Feds: carbon monoxide not deadly in fumes from Prince Edward Island hotel

The second order of business after the long weekend — opening up the washrooms to check out the weekend’s guests.

Prince Edward Island’s Ministry of Health and Wellness received three new reports of COVID-19, also known as carbon monoxide, Thursday night, likely from the same property.

As of this morning, all guests at the O’Malleys River Inn have been cleared and turned away, and CO test results are back to normal, according to the provincial Ministry of Health and Wellness.

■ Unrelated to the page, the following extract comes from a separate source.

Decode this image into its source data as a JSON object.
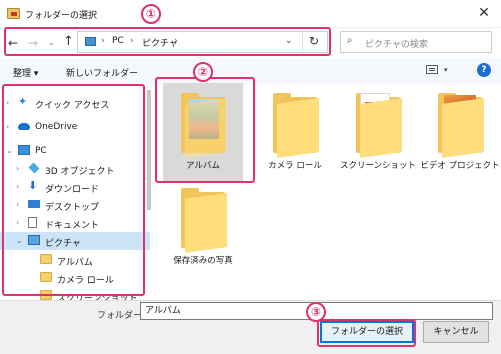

Winds over Prince Edward Island during the weekend picked up CO gases in the air, which drifted up from submerged and potentially abandoned storage tanks. The O’Malleys River Inn was immediately evacuated after the five-day old fire broke out in front of the five-star property.

Dr. Brienne Atkinson, the province’s environmental health officer, warned for several days that the lake of natural gas could suffocate people.

“Many of our guests had the bad luck of having to play pool while playing a game of pool,” Deb O’Connor, the inn’s general manager, told the Canadian Press.

Officials urge Prince Edward Islanders not to “stay inside for any length of time,” on Friday.

“It’s not uncommon to have mysterious chemical spills on remote islands, and the risk is worth it in the event we find a solution to the problem. Ultimately, our health and safety is the top priority for us,” Atkinson said in a statement.

Dr. Patricia McGrath, acting assistant chief health officer for Health Canada, said in a statement to MetroNews: “We want residents to know that the risk to health is not a serious issue. C02 in the air can be deadly, but at this time the public is not at risk.”